Before publishing The Fix, Hill completed documentaries on the widespread murders of Filipino journalists, the killing of the head of the Canadian mafia, blood feuds in Kosovo, ethnic cleansing in Iraq, pagan religions in Bolivia and honour killings in Turkey.

He has also given presentations about sports corruption to a number of organizations including the International Olympic Committee (IOC), committees at the European Parliament in Brussels and the UK Parliament in Westminster, the Council of Europe, the Dutch Football Association (KNVB) and the Australian and New Zealand Sports Lawyers Association. He also moderates conferences in the Cayman Islands and Antigua on the dangers of international money-laundering.
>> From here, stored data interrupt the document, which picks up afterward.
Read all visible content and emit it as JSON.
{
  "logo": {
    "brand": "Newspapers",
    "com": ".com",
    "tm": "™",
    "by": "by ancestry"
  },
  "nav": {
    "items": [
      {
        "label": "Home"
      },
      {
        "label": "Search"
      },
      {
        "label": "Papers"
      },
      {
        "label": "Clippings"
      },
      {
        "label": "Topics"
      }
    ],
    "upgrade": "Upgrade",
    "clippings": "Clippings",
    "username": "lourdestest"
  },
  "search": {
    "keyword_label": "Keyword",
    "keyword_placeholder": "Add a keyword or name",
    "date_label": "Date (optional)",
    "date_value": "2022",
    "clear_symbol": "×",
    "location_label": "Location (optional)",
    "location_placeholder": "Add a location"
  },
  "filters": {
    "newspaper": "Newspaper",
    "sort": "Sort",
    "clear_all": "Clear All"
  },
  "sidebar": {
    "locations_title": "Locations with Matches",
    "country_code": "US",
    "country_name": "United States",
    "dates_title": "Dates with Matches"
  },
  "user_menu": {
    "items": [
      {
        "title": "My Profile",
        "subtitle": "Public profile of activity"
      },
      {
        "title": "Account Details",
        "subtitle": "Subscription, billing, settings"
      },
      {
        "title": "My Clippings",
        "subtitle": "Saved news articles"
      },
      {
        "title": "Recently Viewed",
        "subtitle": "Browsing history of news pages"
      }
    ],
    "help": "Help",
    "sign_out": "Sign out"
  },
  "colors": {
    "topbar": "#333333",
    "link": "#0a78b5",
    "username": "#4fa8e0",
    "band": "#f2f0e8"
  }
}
Hill is the winner of the 2007 Canadian Association of Journalists Award for best investigative radio documentary and is an Amnesty International Canada 2003 Media Award Winner. The 2009 Play the Game Award winner for an individual who best exemplifies the qualities of sport and an honorary award from the Greek Sports Journalist Association for his role in revealing sports corruption.

In his spare time, Hill is a keen amateur boxer and martial arts enthusiast. He leads groups of recreational and competitive fighters to train in Havana, Cuba. On March 31, 2012, Hill won a charity boxing match that was part of the historic Trudeau-Brazeau night – as part of Fight for the Cure in support the Ottawa Regional Cancer Foundation.

Hill speaks four languages – English, French, Spanish and (poor) Italian.